The work wasn’t anywhere near completed, as the journey of editing had only begun, but I could finally be one of those people who could say they’d written a book.
A year after that, I was done editing. The thing was as finished as I could make it (Nothing’s ever really finished for a writer. I’m sure if I went back and read it again, I’d make an excuse to edit it some more). Want to know what I did the day after? I started page one of the next book. Why? Not because I wanted to be the guy who could say he wrote two books, but because I wanted to write the next scene.
Actually, it wasn’t because I wanted to write the next scene. It was because I needed to. I was no longer a guy writing a book. I was a writer.
I’ve been writing for years, and I’ve spent nearly every one of those days typing away on my computer (turns out typing is faster than literal writing). People always seem baffled over how I can be so diligent and consistent, and I’ve realized something. While I did change my life in a day by going to the student store and buying that notebook, it was the mentality I used that helped keep me going. I didn’t buy that notebook with the intention of writing a book, I bought it because I knew I wanted to be someone who had stories to tell, and I had a scene in my head that I wanted to put down on paper.
This is how you should approach a lifestyle change. While it’s okay to fantasize about the ultimate goal—having an impeccable body, or never craving a cigarette again, or mastering a new instrument—that shouldn’t be your main source of motivation, otherwise you’re setting yourself up for failure. You need to work for that sense of accomplishment you feel after a day at the gym, or for beating your previous record of days without smoking, or for that new chord you just learned on the guitar.

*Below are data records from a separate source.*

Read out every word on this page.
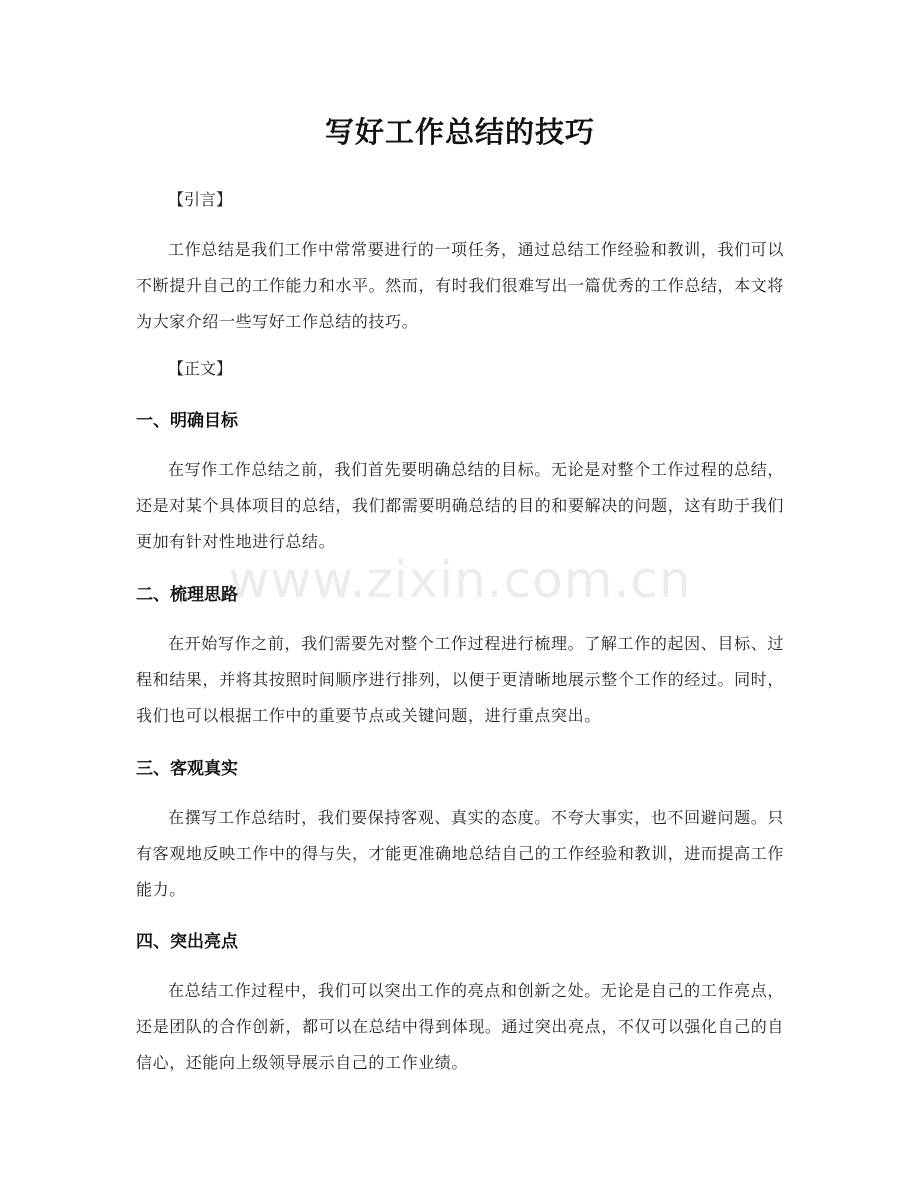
写好工作总结的技巧

【引言】

工作总结是我们工作中常常要进行的一项任务，通过总结工作经验和教训，我们可以不断提升自己的工作能力和水平。然而，有时我们很难写出一篇优秀的工作总结，本文将为大家介绍一些写好工作总结的技巧。

【正文】

一、明确目标

在写作工作总结之前，我们首先要明确总结的目标。无论是对整个工作过程的总结，还是对某个具体项目的总结，我们都需要明确总结的目的和要解决的问题，这有助于我们更加有针对性地进行总结。

二、梳理思路

在开始写作之前，我们需要先对整个工作过程进行梳理。了解工作的起因、目标、过程和结果，并将其按照时间顺序进行排列，以便于更清晰地展示整个工作的经过。同时，我们也可以根据工作中的重要节点或关键问题，进行重点突出。

三、客观真实

在撰写工作总结时，我们要保持客观、真实的态度。不夸大事实，也不回避问题。只有客观地反映工作中的得与失，才能更准确地总结自己的工作经验和教训，进而提高工作能力。

四、突出亮点

在总结工作过程中，我们可以突出工作的亮点和创新之处。无论是自己的工作亮点，还是团队的合作创新，都可以在总结中得到体现。通过突出亮点，不仅可以强化自己的自信心，还能向上级领导展示自己的工作业绩。

www.zixin.com.cn
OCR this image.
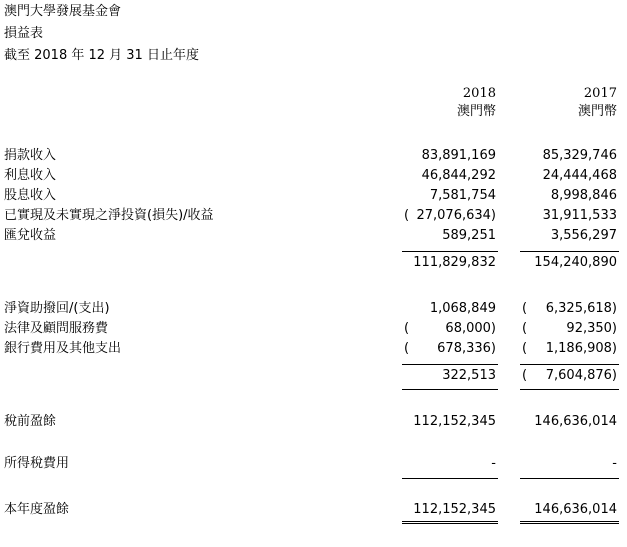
澳門大學發展基金會
損益表
截至 2018 年 12 月 31 日止年度
2018
澳門幣
2017
澳門幣
捐款收入	83,891,169	85,329,746
利息收入	46,844,292	24,444,468
股息收入	7,581,754	8,998,846
已實現及未實現之淨投資(損失)/收益	( 27,076,634)	31,911,533
匯兌收益	589,251	3,556,297
111,829,832	154,240,890
淨資助撥回/(支出)	1,068,849 ( 6,325,618)
法律及顧問服務費	(	68,000) (	92,350)
銀行費用及其他支出	( 678,336) ( 1,186,908)
322,513 ( 7,604,876)
稅前盈餘	112,152,345	146,636,014
所得稅費用	-	-
本年度盈餘	112,152,345	146,636,014
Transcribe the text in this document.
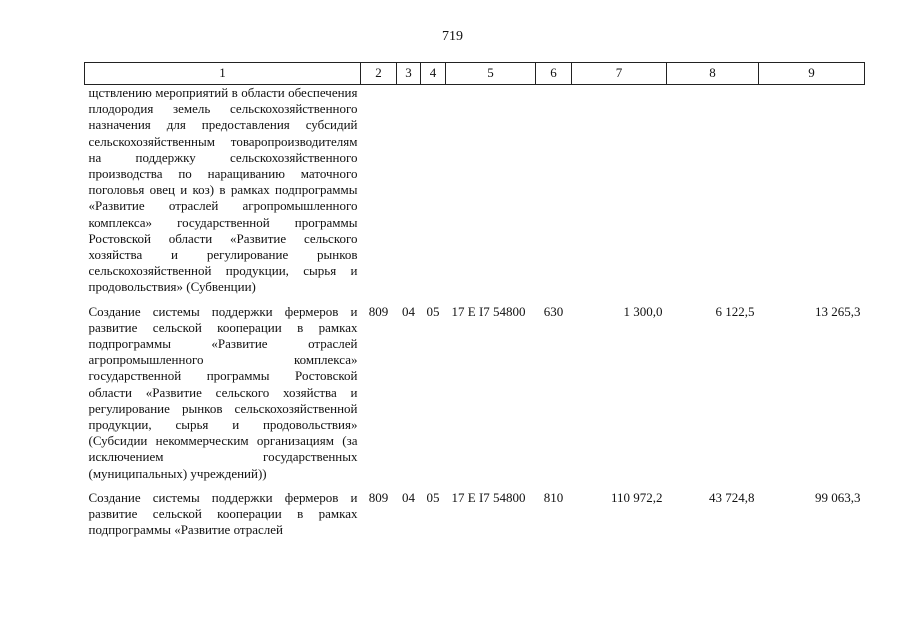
719
1	2	3	4	5	6	7	8	9
щствлению мероприятий в области обеспечения плодородия земель сельскохозяйственного назначения для предоставления субсидий сельскохозяйственным товаропроизводителям на поддержку сельскохозяйственного производства по наращиванию маточного поголовья овец и коз) в рамках подпрограммы «Развитие отраслей агропромышленного комплекса» государственной программы Ростовской области «Развитие сельского хозяйства и регулирование рынков сельскохозяйственной продукции, сырья и продовольствия» (Субвенции)								
Создание системы поддержки фермеров и развитие сельской кооперации в рамках подпрограммы «Развитие отраслей агропромышленного комплекса» государственной программы Ростовской области «Развитие сельского хозяйства и регулирование рынков сельскохозяйственной продукции, сырья и продовольствия» (Субсидии некоммерческим организациям (за исключением государственных (муниципальных) учреждений))	809	04	05	17 E I7 54800	630	1 300,0	6 122,5	13 265,3
Создание системы поддержки фермеров и развитие сельской кооперации в рамках подпрограммы «Развитие отраслей	809	04	05	17 E I7 54800	810	110 972,2	43 724,8	99 063,3
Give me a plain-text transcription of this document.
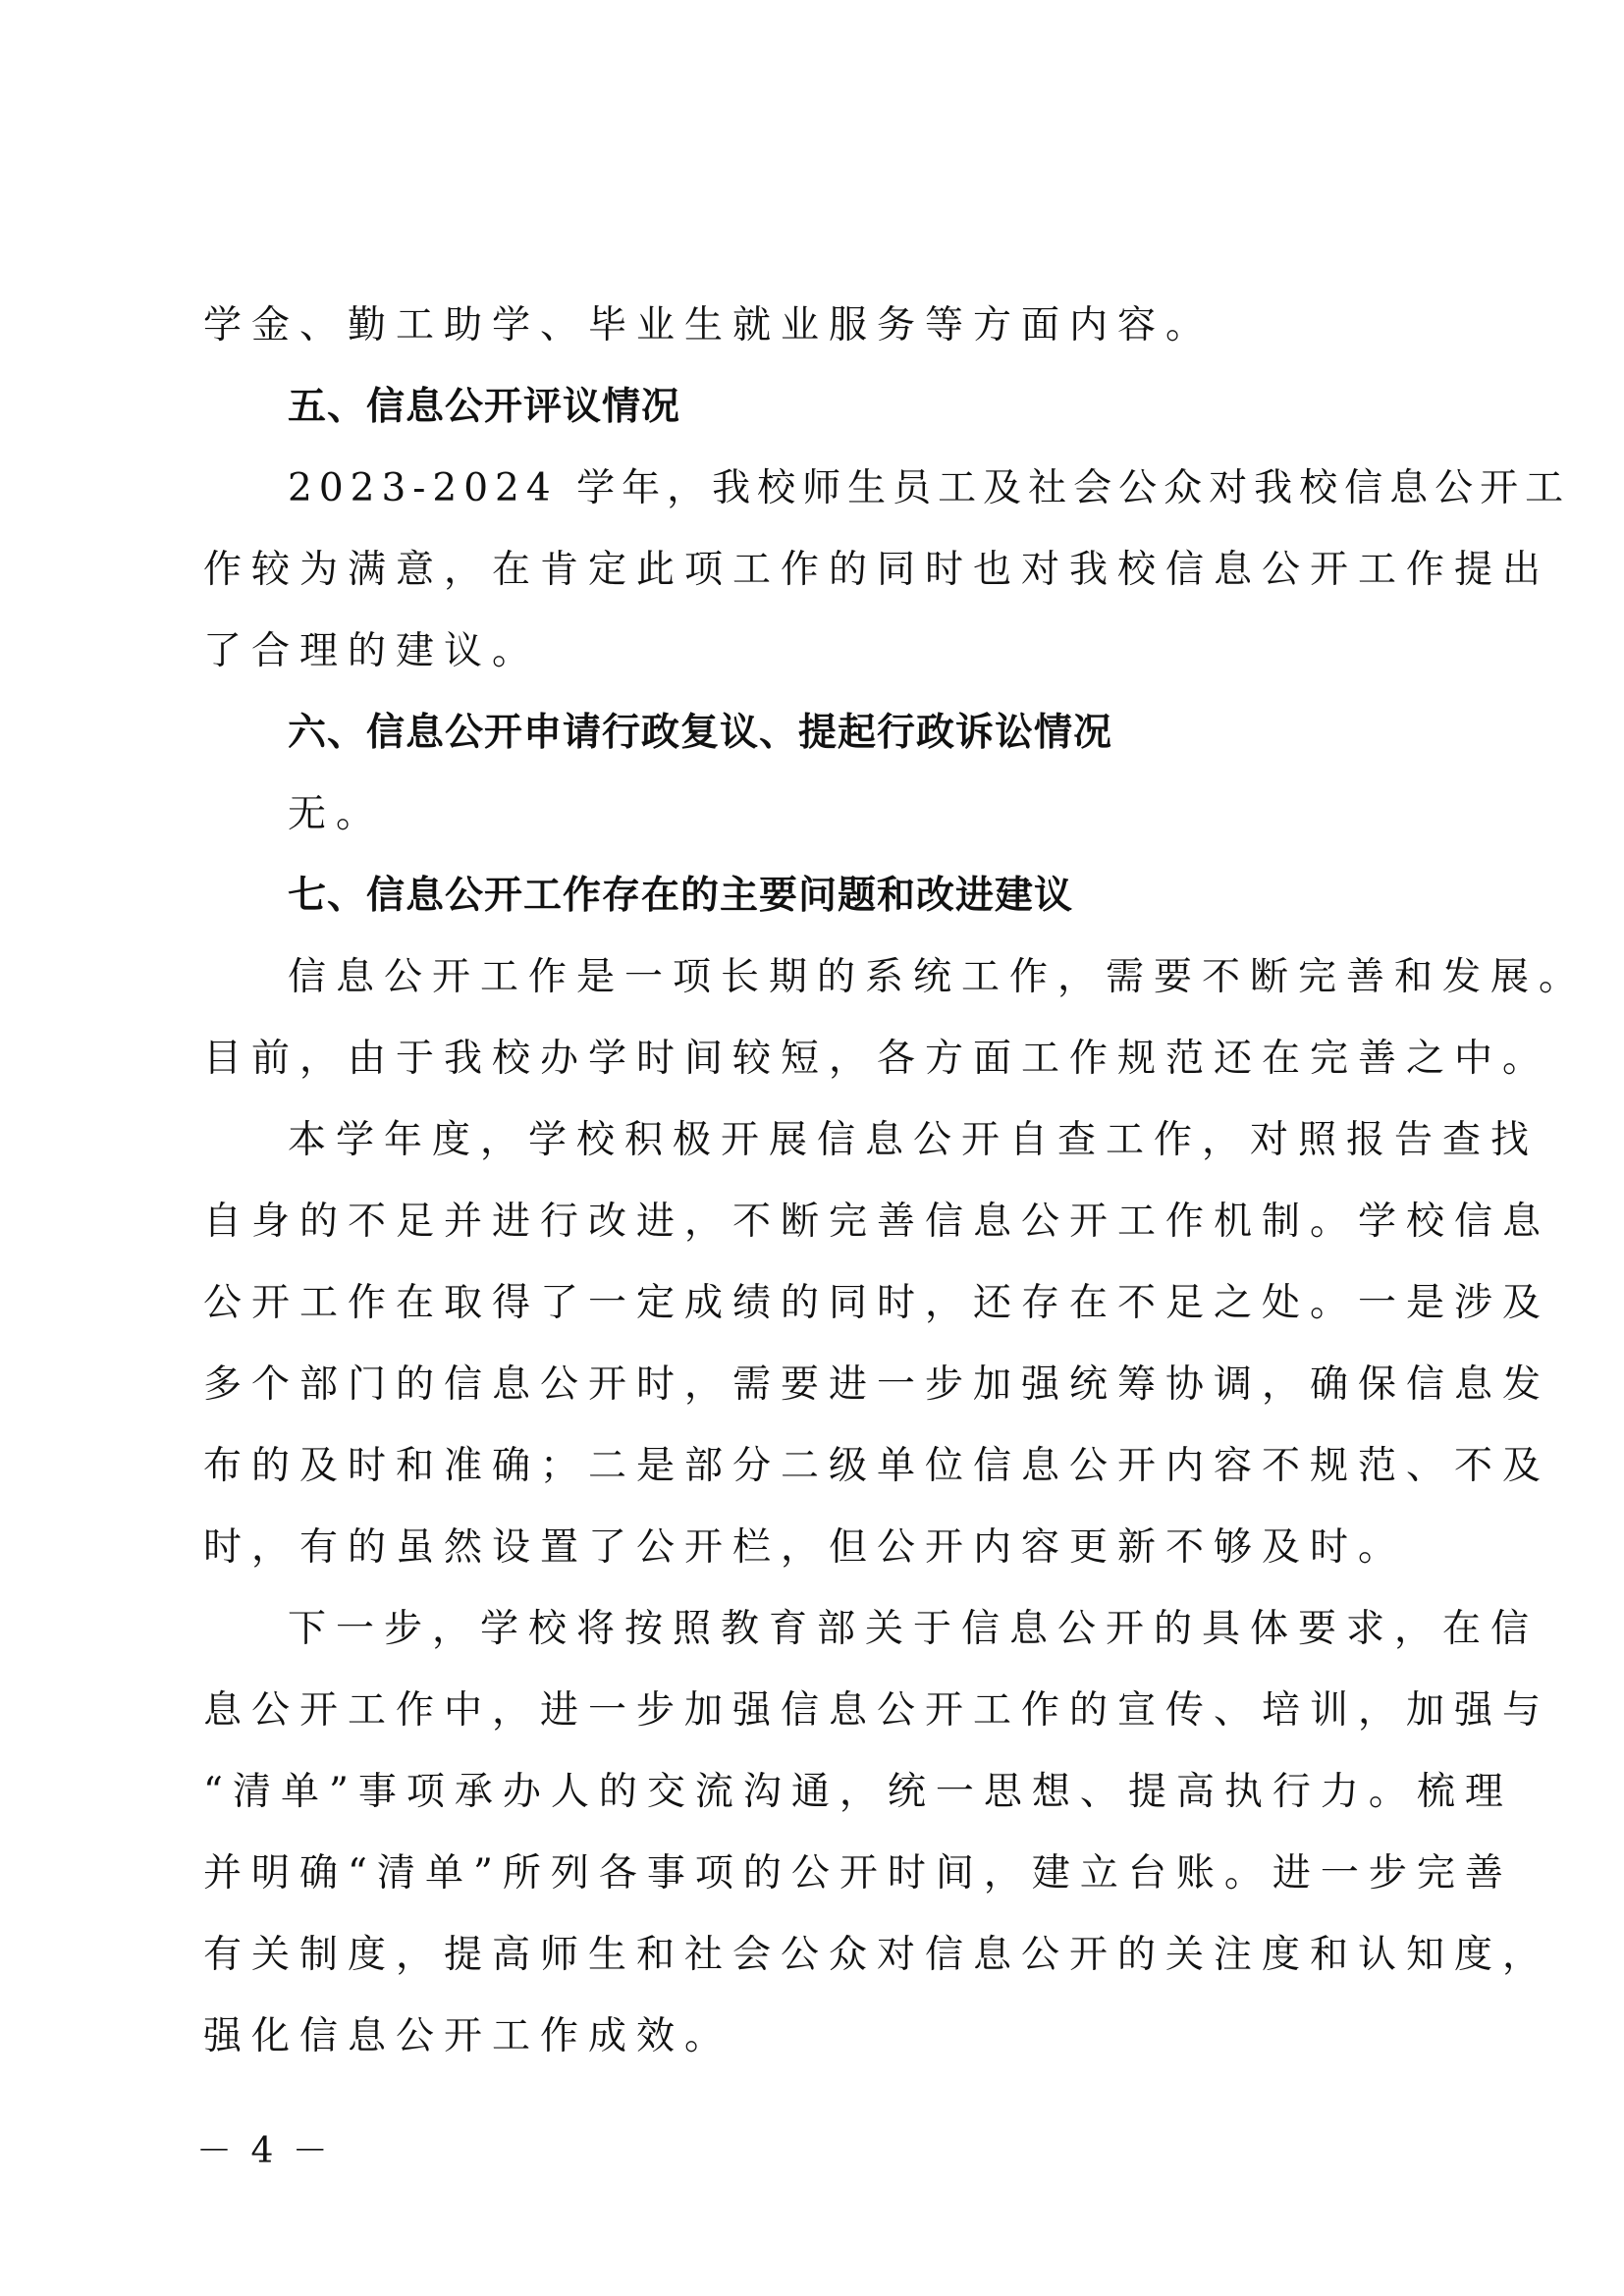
学金、勤工助学、毕业生就业服务等方面内容。
五、信息公开评议情况
2023-2024 学年，我校师生员工及社会公众对我校信息公开工
作较为满意，在肯定此项工作的同时也对我校信息公开工作提出
了合理的建议。
六、信息公开申请行政复议、提起行政诉讼情况
无。
七、信息公开工作存在的主要问题和改进建议
信息公开工作是一项长期的系统工作，需要不断完善和发展。
目前，由于我校办学时间较短，各方面工作规范还在完善之中。
本学年度，学校积极开展信息公开自查工作，对照报告查找
自身的不足并进行改进，不断完善信息公开工作机制。学校信息
公开工作在取得了一定成绩的同时，还存在不足之处。一是涉及
多个部门的信息公开时，需要进一步加强统筹协调，确保信息发
布的及时和准确；二是部分二级单位信息公开内容不规范、不及
时，有的虽然设置了公开栏，但公开内容更新不够及时。
下一步，学校将按照教育部关于信息公开的具体要求，在信
息公开工作中，进一步加强信息公开工作的宣传、培训，加强与
“清单”事项承办人的交流沟通，统一思想、提高执行力。梳理
并明确“清单”所列各事项的公开时间，建立台账。进一步完善
有关制度，提高师生和社会公众对信息公开的关注度和认知度，
强化信息公开工作成效。
－ 4 －
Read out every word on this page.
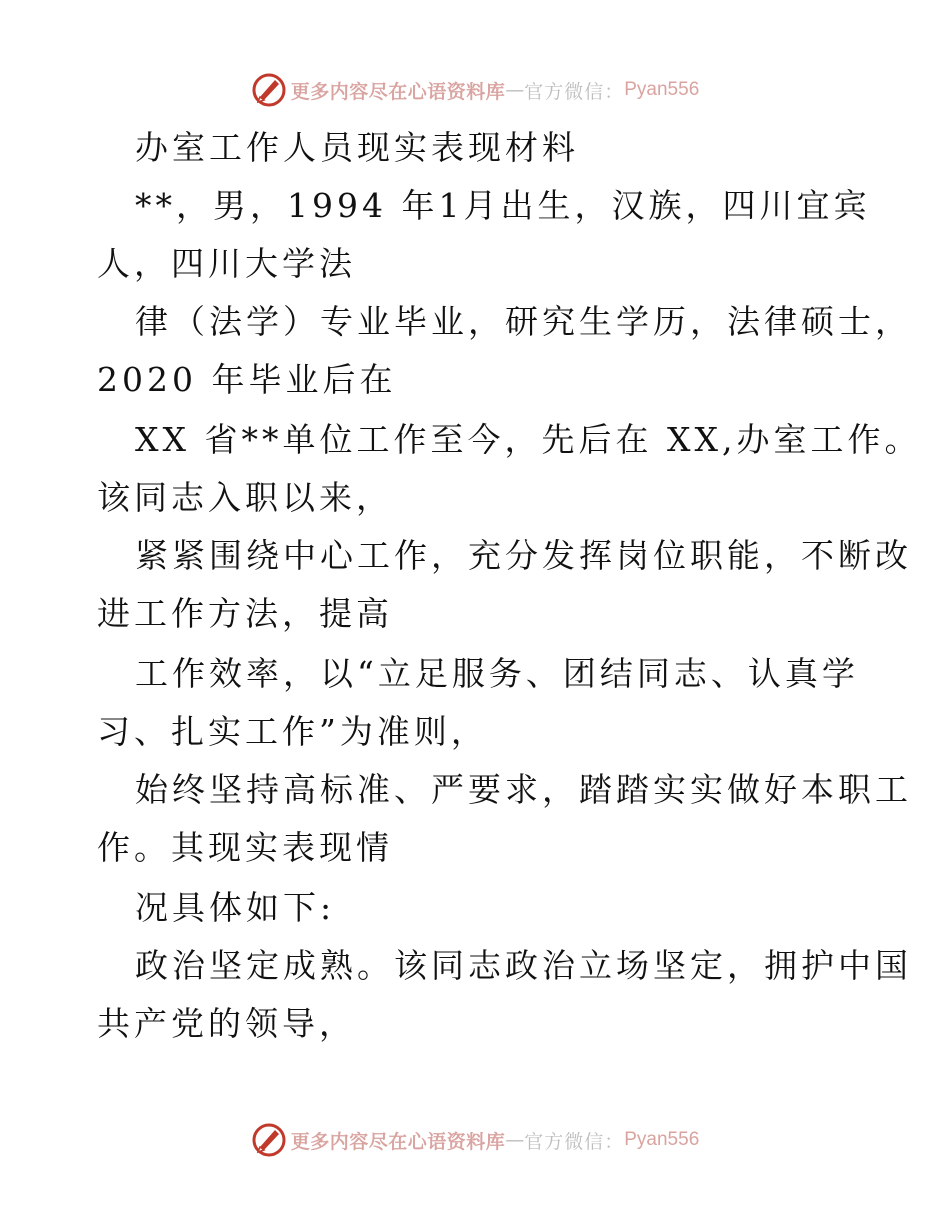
更多内容尽在心语资料库 — 官方微信： Pyan556
办室工作人员现实表现材料
**，男，1994 年1月出生，汉族，四川宜宾
人，四川大学法
律（法学）专业毕业，研究生学历，法律硕士，
2020 年毕业后在
XX 省**单位工作至今，先后在 XX,办室工作。
该同志入职以来，
紧紧围绕中心工作，充分发挥岗位职能，不断改
进工作方法，提高
工作效率，以“立足服务、团结同志、认真学
习、扎实工作”为准则，
始终坚持高标准、严要求，踏踏实实做好本职工
作。其现实表现情
况具体如下:
政治坚定成熟。该同志政治立场坚定，拥护中国
共产党的领导，
更多内容尽在心语资料库 — 官方微信： Pyan556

Yes, there will be road bumps. It took me a year and a half to write the first draft of my first book because there were many times I stopped. I struggled with the next scene. I knew in the back of my mind though that I would get back on the workhorse, because I’m a storyteller and I knew I’d get an idea eventually. I never stopped because the idea of finishing an entire book seemed too daunting, and I always started again because I missed those moments when I chipped a little further into that block of marble.
So never do it for the book. Always do it for the next scene.
Clay Harmon is a writer in the Central Valley who doesn’t know much about most things, but likes to give his two cents on the few things he does.